The GrowUp Urban Farms Team said: “With a growing population, innovation in agriculture is needed if we are to develop a socially and environmentally sustainable means of feeding people in cities. Traditional agriculture currently accounts for over 30% of Greenhouse Gas emissions, 70% of freshwater use, almost 50% of all available land on earth.
“GrowUp Urban Farms aims to address some of the fundamental flaws in our global agricultural system by using aquaponic and vertical growing techniques to build farms in cities. By using empty rooftop and brownfield sites in inner-city spaces, our farms help make use of neglected city spaces in a way that adds value to these spaces and the people involved with them.”
The GrowUp Urban Farms decided to set up in London for various reasons, including the capital’s thriving sustainable restaurant network.
“London is the city that the rest of the world looks to when it comes to innovation and sustainability – and offers exciting opportunities for us to scale the business and build more farms. London has plenty of potential for urban food development. The sustainable restaurant network in London is active and competitive when it comes to sourcing niche and exciting local produce. The city is also creating a growing awareness and demand for ethically produced food.”
While GrowUp Urban Farms concentrate their efforts in the UK, the company acknowledge projects worldwide including the US-based, The Urban Farming Guys, for its innovative ways of farming to help support communities.
The Urban Farming Guys mission is to establish sustainable communities in the most difficult and overlooked places on earth. It begins with local food and water security, alternative energy, and local economic resilience.
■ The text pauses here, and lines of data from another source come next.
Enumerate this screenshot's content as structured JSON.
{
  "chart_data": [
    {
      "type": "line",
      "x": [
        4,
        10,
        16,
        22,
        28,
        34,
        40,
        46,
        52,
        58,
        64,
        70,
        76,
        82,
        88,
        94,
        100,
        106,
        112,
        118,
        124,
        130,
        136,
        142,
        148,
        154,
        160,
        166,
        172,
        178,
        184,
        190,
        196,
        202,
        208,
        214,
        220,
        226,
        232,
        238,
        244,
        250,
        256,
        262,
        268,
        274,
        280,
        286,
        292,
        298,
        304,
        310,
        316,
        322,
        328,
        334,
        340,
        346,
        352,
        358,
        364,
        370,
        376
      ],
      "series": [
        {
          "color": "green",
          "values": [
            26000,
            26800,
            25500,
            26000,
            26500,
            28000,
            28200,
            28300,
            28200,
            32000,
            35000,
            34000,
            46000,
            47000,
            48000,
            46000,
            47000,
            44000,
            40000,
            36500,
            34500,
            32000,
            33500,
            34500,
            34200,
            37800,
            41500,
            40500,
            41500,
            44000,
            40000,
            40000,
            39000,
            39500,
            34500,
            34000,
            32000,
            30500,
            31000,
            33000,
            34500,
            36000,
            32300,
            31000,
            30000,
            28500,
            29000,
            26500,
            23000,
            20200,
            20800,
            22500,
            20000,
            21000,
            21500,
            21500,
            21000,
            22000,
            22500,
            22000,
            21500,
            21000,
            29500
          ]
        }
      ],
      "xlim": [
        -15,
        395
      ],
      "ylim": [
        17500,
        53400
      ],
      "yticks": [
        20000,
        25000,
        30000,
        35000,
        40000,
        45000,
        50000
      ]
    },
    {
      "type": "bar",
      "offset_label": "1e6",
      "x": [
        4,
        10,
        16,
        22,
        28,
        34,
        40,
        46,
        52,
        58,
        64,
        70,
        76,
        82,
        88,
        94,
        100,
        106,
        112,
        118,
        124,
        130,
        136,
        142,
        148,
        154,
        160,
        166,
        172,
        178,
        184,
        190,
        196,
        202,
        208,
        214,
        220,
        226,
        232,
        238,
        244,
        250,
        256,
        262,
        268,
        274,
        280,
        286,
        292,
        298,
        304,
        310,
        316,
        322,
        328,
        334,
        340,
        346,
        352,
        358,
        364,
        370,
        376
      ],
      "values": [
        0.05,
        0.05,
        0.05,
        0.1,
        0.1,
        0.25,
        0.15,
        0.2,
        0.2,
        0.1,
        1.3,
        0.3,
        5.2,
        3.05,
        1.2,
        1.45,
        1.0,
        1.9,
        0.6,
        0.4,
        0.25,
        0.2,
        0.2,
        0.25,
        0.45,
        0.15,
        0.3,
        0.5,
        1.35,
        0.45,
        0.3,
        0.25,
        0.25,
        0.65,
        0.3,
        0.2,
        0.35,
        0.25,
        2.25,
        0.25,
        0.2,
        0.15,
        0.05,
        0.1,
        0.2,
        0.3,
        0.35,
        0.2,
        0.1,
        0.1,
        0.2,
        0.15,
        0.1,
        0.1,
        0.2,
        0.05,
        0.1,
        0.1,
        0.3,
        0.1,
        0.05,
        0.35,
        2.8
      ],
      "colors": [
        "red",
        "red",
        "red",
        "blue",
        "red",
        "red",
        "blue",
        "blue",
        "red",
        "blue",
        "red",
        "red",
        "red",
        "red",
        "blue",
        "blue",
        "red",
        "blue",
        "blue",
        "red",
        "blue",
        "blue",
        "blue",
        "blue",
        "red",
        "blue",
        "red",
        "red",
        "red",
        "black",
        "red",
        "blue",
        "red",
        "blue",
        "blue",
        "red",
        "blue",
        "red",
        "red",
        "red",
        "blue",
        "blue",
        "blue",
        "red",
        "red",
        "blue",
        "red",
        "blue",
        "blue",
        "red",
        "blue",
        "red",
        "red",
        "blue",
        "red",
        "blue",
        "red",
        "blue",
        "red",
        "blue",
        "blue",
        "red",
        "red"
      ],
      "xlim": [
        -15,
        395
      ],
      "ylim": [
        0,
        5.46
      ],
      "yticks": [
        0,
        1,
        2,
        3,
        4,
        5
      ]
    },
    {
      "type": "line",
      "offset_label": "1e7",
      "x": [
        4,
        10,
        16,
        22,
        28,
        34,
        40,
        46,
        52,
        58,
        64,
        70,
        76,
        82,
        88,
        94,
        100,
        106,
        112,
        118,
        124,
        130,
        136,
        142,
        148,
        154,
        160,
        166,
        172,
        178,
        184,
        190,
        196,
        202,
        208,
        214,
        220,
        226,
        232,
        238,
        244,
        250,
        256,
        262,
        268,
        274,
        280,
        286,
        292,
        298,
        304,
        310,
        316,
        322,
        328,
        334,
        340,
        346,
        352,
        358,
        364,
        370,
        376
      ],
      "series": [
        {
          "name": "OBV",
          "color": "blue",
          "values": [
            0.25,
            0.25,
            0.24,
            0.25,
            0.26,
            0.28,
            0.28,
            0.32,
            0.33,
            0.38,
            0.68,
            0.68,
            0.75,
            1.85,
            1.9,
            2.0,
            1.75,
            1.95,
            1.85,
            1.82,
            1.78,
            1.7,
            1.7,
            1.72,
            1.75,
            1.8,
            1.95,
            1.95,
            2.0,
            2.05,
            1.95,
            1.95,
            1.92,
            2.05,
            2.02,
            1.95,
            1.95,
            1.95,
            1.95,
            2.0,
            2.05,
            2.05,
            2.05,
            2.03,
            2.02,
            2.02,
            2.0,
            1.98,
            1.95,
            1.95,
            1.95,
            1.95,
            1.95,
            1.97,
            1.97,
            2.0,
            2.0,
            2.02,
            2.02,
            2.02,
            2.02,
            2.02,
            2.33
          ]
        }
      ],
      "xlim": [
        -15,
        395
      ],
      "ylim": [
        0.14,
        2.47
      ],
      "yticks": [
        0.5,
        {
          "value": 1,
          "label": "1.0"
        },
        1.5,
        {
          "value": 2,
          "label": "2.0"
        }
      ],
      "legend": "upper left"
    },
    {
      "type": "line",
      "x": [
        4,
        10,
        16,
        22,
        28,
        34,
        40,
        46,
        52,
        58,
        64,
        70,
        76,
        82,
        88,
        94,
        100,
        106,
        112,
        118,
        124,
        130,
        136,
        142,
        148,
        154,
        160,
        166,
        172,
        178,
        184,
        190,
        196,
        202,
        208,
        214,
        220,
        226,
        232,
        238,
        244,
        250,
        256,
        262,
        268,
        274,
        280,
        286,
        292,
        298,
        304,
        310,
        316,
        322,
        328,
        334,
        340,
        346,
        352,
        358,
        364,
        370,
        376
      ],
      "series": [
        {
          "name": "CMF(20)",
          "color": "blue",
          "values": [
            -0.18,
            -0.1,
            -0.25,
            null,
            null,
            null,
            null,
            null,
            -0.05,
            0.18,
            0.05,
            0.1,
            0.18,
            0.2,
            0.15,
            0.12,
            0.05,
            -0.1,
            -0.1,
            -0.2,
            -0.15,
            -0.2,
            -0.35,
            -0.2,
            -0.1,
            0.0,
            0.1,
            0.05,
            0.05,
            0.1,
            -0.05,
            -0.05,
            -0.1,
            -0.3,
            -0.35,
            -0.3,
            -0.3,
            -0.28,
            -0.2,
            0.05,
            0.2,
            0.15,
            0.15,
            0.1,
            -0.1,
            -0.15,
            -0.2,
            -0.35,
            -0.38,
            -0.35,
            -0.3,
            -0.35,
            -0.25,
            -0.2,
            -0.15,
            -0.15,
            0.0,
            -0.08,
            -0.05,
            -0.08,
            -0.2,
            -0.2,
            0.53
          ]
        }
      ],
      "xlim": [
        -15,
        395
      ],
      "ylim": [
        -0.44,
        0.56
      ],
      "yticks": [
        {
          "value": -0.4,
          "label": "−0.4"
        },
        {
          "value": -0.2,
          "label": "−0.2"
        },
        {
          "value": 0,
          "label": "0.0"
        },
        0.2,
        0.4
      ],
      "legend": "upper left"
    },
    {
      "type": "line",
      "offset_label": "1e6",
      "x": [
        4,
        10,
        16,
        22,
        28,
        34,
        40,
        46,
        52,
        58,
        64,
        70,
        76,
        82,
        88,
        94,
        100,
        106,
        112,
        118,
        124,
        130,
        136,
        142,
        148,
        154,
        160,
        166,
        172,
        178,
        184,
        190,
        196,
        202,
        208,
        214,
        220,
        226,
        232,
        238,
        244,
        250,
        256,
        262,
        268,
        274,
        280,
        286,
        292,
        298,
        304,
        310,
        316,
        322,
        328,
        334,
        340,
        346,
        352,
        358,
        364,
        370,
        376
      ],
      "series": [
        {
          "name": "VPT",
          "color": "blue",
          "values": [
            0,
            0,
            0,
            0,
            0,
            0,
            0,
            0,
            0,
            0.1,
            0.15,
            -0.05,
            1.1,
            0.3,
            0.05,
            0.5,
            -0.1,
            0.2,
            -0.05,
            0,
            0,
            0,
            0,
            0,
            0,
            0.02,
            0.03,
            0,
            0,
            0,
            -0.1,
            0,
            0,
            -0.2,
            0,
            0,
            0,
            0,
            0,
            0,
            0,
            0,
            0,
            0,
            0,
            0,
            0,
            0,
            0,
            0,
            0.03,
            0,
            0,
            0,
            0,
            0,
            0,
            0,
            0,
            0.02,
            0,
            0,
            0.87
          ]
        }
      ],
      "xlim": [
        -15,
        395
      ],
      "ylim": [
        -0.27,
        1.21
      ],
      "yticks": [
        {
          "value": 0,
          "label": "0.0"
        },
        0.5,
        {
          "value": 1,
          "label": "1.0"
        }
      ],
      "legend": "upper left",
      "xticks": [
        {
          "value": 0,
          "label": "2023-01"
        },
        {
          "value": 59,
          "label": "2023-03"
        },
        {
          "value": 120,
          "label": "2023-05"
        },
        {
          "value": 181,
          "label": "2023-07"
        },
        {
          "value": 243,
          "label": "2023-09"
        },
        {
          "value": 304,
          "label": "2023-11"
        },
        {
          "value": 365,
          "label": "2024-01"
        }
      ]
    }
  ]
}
The collective is currently working on projects in both Mexico and east India, where they are building off-grid fish farms at orphanages in both places. UFG works to empower indigenous groups, partnering to build economic forces from the inside out, creating jobs, building resilient communities with affordable healthy food access, and to establishing alternative water and energy solutions that ultimately preserve life in many geographic situations.
Rosalyn Medea is a journalist, writer, spiritual life coach and intuitive reader. She specialises in writing about sustainable Life & Style and hunts the globe to find people creating innovative things sustainably.